La géopolitique arbitre la campagne commerciale des céréales. À Rouen, le 12 septembre dernier, le prix de la tonne de blé tendre (343 €/t) avait augmenté de 20 € en deux séances. Depuis quelques jours, la place de marché réagit, comme les autres dans le monde, au rythme des menaces brandies par Vladimir Poutine de ne pas reconduire l’accord sur les corridors de la mer Noire au mois de novembre prochain. Au forum de l’Est, à Vladivostok (Russie), il a affirmé que les céréales expédiées depuis les ports ukrainiens approvisionnent les pays occidentaux et non pas les pays les plus pauvres, africains notamment.

Ukrainagroconsulting (UAC) s’est empressé de démentir ses propos : « environ 64 % des 2 Mt céréales et d’oléagineux embarquées ont été expédiées vers les pays asiatiques et africains ». Sur les 527 000 t de blé exportées, plus de 450 000 t ont été livrées en Turquie, en Égypte et sur le continent africain.

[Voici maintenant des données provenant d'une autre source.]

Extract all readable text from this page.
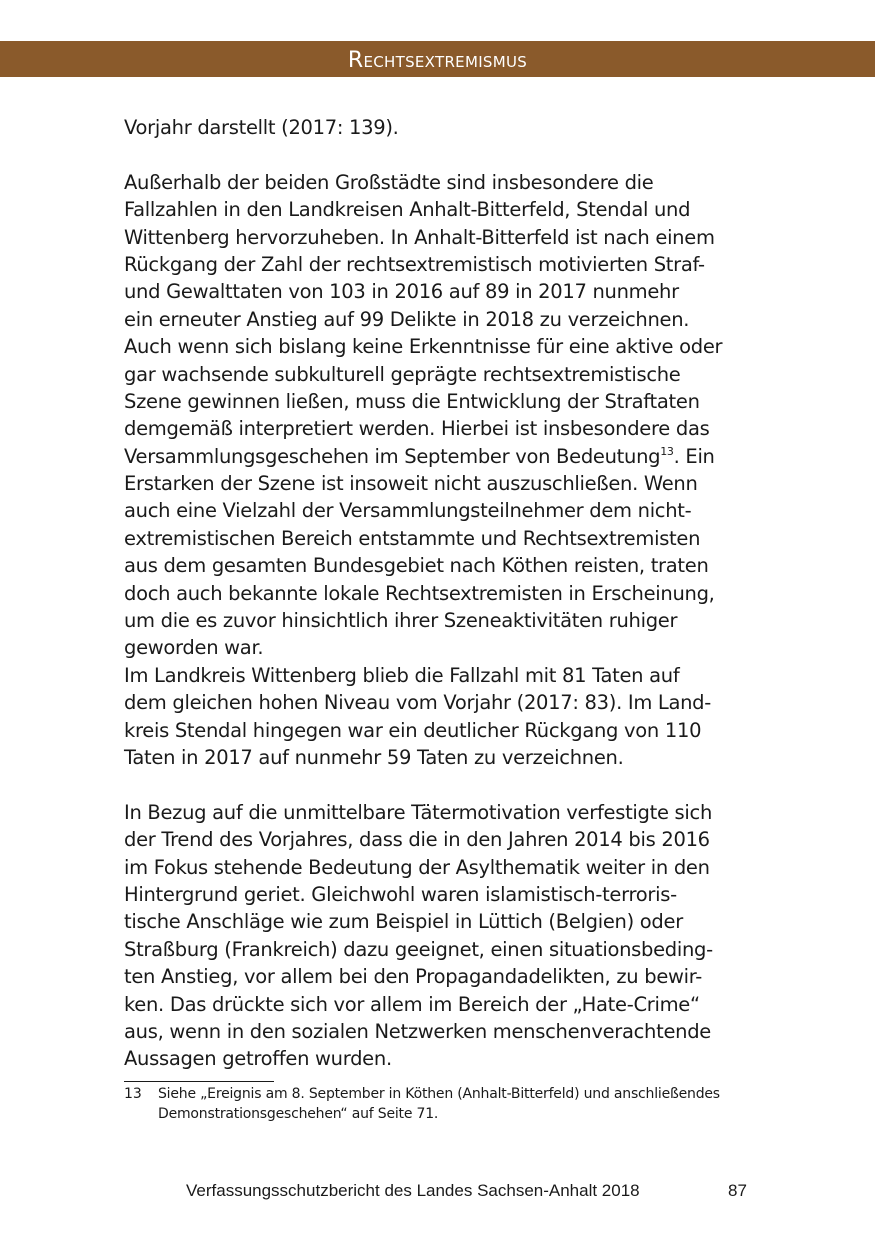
Rechtsextremismus
Vorjahr darstellt (2017: 139).
Außerhalb der beiden Großstädte sind insbesondere die
Fallzahlen in den Landkreisen Anhalt-Bitterfeld, Stendal und
Wittenberg hervorzuheben. In Anhalt-Bitterfeld ist nach einem
Rückgang der Zahl der rechtsextremistisch motivierten Straf-
und Gewalttaten von 103 in 2016 auf 89 in 2017 nunmehr
ein erneuter Anstieg auf 99 Delikte in 2018 zu verzeichnen.
Auch wenn sich bislang keine Erkenntnisse für eine aktive oder
gar wachsende subkulturell geprägte rechtsextremistische
Szene gewinnen ließen, muss die Entwicklung der Straftaten
demgemäß interpretiert werden. Hierbei ist insbesondere das
Versammlungsgeschehen im September von Bedeutung$^{13}$. Ein
Erstarken der Szene ist insoweit nicht auszuschließen. Wenn
auch eine Vielzahl der Versammlungsteilnehmer dem nicht-
extremistischen Bereich entstammte und Rechtsextremisten
aus dem gesamten Bundesgebiet nach Köthen reisten, traten
doch auch bekannte lokale Rechtsextremisten in Erscheinung,
um die es zuvor hinsichtlich ihrer Szeneaktivitäten ruhiger
geworden war.
Im Landkreis Wittenberg blieb die Fallzahl mit 81 Taten auf
dem gleichen hohen Niveau vom Vorjahr (2017: 83). Im Land-
kreis Stendal hingegen war ein deutlicher Rückgang von 110
Taten in 2017 auf nunmehr 59 Taten zu verzeichnen.
In Bezug auf die unmittelbare Tätermotivation verfestigte sich
der Trend des Vorjahres, dass die in den Jahren 2014 bis 2016
im Fokus stehende Bedeutung der Asylthematik weiter in den
Hintergrund geriet. Gleichwohl waren islamistisch-terroris-
tische Anschläge wie zum Beispiel in Lüttich (Belgien) oder
Straßburg (Frankreich) dazu geeignet, einen situationsbeding-
ten Anstieg, vor allem bei den Propagandadelikten, zu bewir-
ken. Das drückte sich vor allem im Bereich der „Hate-Crime“
aus, wenn in den sozialen Netzwerken menschenverachtende
Aussagen getroffen wurden.
13	Siehe „Ereignis am 8. September in Köthen (Anhalt-Bitterfeld) und anschließendes
Demonstrationsgeschehen“ auf Seite 71.
Verfassungsschutzbericht des Landes Sachsen-Anhalt 2018	87
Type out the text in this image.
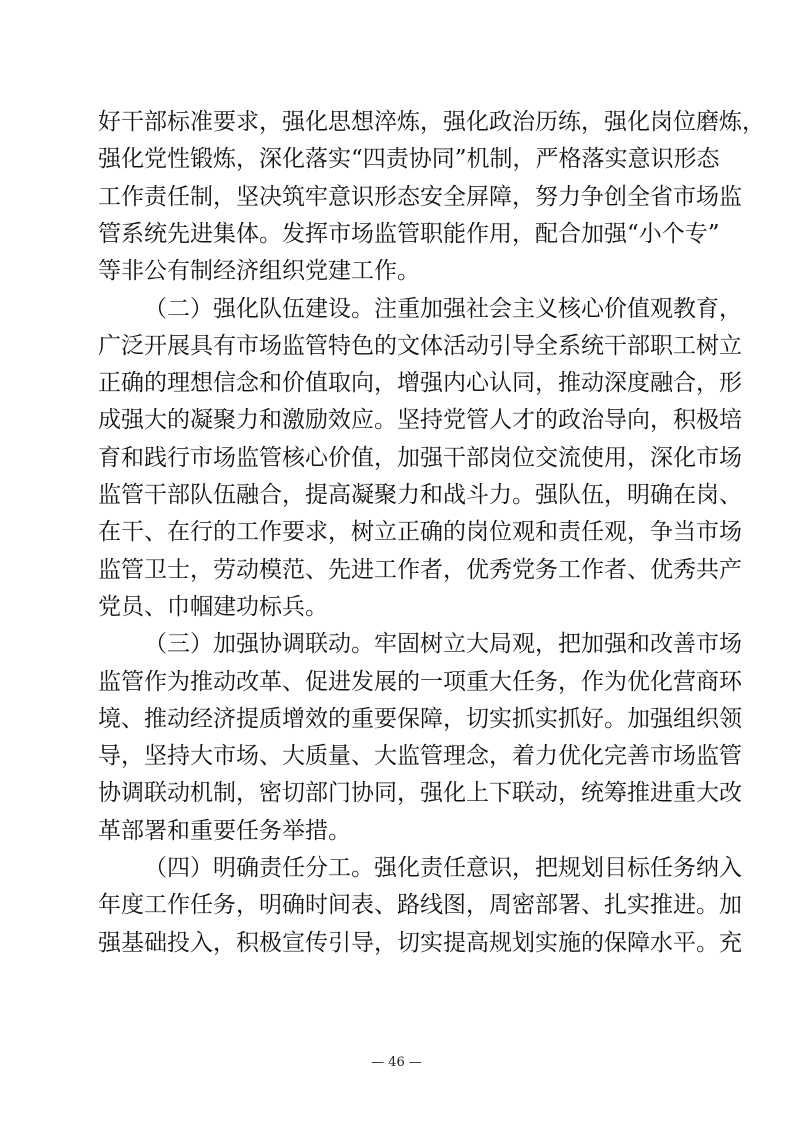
好干部标准要求，强化思想淬炼，强化政治历练，强化岗位磨炼，
强化党性锻炼，深化落实“四责协同”机制，严格落实意识形态
工作责任制，坚决筑牢意识形态安全屏障，努力争创全省市场监
管系统先进集体。发挥市场监管职能作用，配合加强“小个专”
等非公有制经济组织党建工作。
（二）强化队伍建设。注重加强社会主义核心价值观教育，
广泛开展具有市场监管特色的文体活动引导全系统干部职工树立
正确的理想信念和价值取向，增强内心认同，推动深度融合，形
成强大的凝聚力和激励效应。坚持党管人才的政治导向，积极培
育和践行市场监管核心价值，加强干部岗位交流使用，深化市场
监管干部队伍融合，提高凝聚力和战斗力。强队伍，明确在岗、
在干、在行的工作要求，树立正确的岗位观和责任观，争当市场
监管卫士，劳动模范、先进工作者，优秀党务工作者、优秀共产
党员、巾帼建功标兵。
（三）加强协调联动。牢固树立大局观，把加强和改善市场
监管作为推动改革、促进发展的一项重大任务，作为优化营商环
境、推动经济提质增效的重要保障，切实抓实抓好。加强组织领
导，坚持大市场、大质量、大监管理念，着力优化完善市场监管
协调联动机制，密切部门协同，强化上下联动，统筹推进重大改
革部署和重要任务举措。
（四）明确责任分工。强化责任意识，把规划目标任务纳入
年度工作任务，明确时间表、路线图，周密部署、扎实推进。加
强基础投入，积极宣传引导，切实提高规划实施的保障水平。充
— 46 —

« L’accord sur les corridors remplit pleinement sa mission. Il n’y a aucune raison de le contester », a déclaré à la presse le porte-parole de la sécurité nationale de la Maison Blanche, John Kirby.

Ce dernier épisode confirme le fonctionnement des marchés des grains, déconnecté des règles économiques qui les régissaient il y a encore six mois. Mais, pour les producteurs de blé, le prix de la tonne de céréales est entré dans une zone critique. Compte tenu du niveau élevé des prix des intrants, les céréaliers français redoutent l’effet de ciseau. Les prix sortie ferme sont proches des coûts de production.

Les cours du blé dur apaisés

Quoi qu’il en soit, le président Poutine n’est pas le chef d’orchestre de l’ensemble des marchés des grains. Sur celui du blé dur, il n’a même aucune emprise. Depuis le retour du Canada à l’export, les cours mondiaux se sont nettement apaisés. Le 9 septembre dernier, le prix de la tonne de blé dur était de 430 € à La Pallice, 80 € de moins qu’au mois de juin dernier.

Le repli des cours mondiaux s’est enclenché au Canada quand la récolte de l’année s’est annoncée prometteuse (6,3 Mt selon StatCan) sans être pour autant exceptionnelle. D’autres baisses pourraient survenir les prochaines semaines mais dans l’UE, la quasi parité de l’euro avec le dollar n’en accélérera pas l’impact. Au Canada, le prix de campagne 2022-2023 serait en moyenne de 450 $ CA/t (340 €/t) (1) selon StatCan. Par ailleurs, les cours demeureront élevés car ils sont quelque peu corrélés à ceux des autres céréales.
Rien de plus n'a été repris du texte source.